An IS auditor reviews the exhibit from a cloud access policy. Which of the following is a potential security concern?
Without requiring HTTPS (aws:SecureTransport), data can be transmitted in plaintext.
Why this answer
Option A is correct because the cloud access policy does not specify encryption in transit (e.g., HTTPS, TLS), leaving data vulnerable to interception over the network. Without a condition like `aws:SecureTransport` set to `true`, the policy allows HTTP requests, exposing sensitive data to man-in-the-middle attacks. This is a fundamental security gap in cloud access policies.
Exam trap
The trap here is that candidates often overlook the absence of encryption in transit as a critical security control, focusing instead on IP ranges or object-level access, which are less risky when properly configured.

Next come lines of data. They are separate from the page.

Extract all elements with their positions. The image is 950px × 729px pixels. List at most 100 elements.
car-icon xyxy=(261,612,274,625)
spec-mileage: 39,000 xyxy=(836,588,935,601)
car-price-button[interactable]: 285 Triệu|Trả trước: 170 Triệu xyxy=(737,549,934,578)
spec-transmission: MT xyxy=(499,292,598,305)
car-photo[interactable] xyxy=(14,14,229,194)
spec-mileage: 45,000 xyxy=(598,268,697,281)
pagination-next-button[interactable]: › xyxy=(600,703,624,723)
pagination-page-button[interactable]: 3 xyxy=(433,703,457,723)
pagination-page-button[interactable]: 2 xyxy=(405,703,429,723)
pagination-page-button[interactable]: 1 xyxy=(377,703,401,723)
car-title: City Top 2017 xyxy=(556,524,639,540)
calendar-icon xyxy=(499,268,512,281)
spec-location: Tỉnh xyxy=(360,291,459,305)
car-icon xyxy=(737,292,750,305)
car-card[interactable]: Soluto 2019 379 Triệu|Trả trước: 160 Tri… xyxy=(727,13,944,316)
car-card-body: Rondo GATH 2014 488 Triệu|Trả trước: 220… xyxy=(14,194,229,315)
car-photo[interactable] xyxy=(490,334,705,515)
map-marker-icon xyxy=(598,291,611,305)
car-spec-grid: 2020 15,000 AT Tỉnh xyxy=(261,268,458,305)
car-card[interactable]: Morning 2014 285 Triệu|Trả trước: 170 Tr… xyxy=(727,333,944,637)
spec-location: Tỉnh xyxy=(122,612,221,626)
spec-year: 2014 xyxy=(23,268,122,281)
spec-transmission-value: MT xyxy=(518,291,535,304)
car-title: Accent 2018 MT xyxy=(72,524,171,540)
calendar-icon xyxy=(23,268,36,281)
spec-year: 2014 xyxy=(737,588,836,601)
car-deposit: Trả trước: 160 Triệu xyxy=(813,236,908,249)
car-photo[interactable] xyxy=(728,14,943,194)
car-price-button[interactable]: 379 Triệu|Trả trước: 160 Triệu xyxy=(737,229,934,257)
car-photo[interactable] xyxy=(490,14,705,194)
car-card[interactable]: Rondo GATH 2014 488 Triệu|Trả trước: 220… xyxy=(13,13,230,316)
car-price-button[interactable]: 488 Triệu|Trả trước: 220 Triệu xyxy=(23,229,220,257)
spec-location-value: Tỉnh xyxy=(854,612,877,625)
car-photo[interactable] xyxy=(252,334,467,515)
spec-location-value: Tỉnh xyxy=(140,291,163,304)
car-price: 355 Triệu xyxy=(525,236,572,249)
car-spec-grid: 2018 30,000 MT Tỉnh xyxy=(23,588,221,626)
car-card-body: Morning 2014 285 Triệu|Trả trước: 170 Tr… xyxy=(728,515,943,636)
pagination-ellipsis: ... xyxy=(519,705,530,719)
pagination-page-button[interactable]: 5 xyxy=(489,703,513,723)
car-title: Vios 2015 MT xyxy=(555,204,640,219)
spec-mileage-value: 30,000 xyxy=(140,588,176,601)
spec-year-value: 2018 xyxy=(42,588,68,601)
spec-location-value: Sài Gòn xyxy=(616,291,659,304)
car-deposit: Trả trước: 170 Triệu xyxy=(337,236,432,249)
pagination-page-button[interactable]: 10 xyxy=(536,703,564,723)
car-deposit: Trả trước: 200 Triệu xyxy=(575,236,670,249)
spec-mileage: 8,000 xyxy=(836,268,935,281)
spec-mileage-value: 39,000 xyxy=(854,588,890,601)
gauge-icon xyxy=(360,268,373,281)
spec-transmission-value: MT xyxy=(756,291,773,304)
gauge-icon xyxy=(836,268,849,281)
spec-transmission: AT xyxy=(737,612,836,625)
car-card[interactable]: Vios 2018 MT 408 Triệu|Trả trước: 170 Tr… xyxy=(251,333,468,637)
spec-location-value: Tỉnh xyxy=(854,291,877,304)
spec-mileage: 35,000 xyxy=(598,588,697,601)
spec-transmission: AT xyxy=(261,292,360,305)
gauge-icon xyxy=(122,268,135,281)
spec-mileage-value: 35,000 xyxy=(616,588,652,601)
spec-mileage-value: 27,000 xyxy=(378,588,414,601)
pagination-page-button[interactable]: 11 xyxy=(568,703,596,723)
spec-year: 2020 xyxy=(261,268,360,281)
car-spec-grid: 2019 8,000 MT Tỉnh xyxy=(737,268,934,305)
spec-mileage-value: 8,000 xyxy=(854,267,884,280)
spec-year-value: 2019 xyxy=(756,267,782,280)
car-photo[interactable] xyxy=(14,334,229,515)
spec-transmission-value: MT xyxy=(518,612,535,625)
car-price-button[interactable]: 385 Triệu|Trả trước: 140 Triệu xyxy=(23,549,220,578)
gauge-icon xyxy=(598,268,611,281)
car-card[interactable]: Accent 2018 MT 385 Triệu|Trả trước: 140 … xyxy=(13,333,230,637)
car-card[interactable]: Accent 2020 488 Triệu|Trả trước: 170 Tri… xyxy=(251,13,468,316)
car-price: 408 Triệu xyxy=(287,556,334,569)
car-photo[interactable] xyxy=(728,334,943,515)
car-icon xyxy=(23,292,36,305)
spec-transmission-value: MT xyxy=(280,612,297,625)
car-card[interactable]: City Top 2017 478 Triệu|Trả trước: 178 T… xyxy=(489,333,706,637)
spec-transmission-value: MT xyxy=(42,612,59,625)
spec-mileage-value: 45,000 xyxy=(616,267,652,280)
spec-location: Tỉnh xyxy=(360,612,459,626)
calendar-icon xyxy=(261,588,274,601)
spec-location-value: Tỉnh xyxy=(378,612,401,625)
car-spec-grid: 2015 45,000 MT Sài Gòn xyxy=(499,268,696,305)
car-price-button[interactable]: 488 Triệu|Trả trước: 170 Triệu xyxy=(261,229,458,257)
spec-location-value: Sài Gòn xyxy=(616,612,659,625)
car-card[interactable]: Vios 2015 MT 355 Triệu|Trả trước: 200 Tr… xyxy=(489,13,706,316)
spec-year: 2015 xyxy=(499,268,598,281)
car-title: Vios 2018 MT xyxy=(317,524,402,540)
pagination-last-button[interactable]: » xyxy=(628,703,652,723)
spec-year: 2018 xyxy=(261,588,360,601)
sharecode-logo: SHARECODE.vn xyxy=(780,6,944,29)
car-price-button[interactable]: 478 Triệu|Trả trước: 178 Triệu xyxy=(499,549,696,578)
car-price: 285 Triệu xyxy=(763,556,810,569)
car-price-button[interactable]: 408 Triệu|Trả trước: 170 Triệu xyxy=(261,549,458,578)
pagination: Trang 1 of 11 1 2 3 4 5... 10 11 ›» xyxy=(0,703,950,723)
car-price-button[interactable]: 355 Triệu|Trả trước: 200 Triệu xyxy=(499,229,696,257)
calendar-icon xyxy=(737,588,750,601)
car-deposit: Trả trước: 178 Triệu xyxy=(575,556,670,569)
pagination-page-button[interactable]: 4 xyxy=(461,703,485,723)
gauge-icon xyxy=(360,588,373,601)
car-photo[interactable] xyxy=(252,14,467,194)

How to eliminate wrong answers
Option B is wrong because granting access to all objects in a bucket is not inherently a security concern if the policy is properly scoped with least privilege and combined with other controls like authentication and encryption. Option C is wrong because allowing access from any IP in the 10.0.0.0/8 range is a private IP range (RFC 1918) and is not directly routable from the internet, so it does not represent a security concern by itself; it is a common practice for internal network access. Option D is wrong because the condition using a private IP range is actually a security best practice—it restricts access to internal networks, which are not directly reachable from the internet, reducing exposure.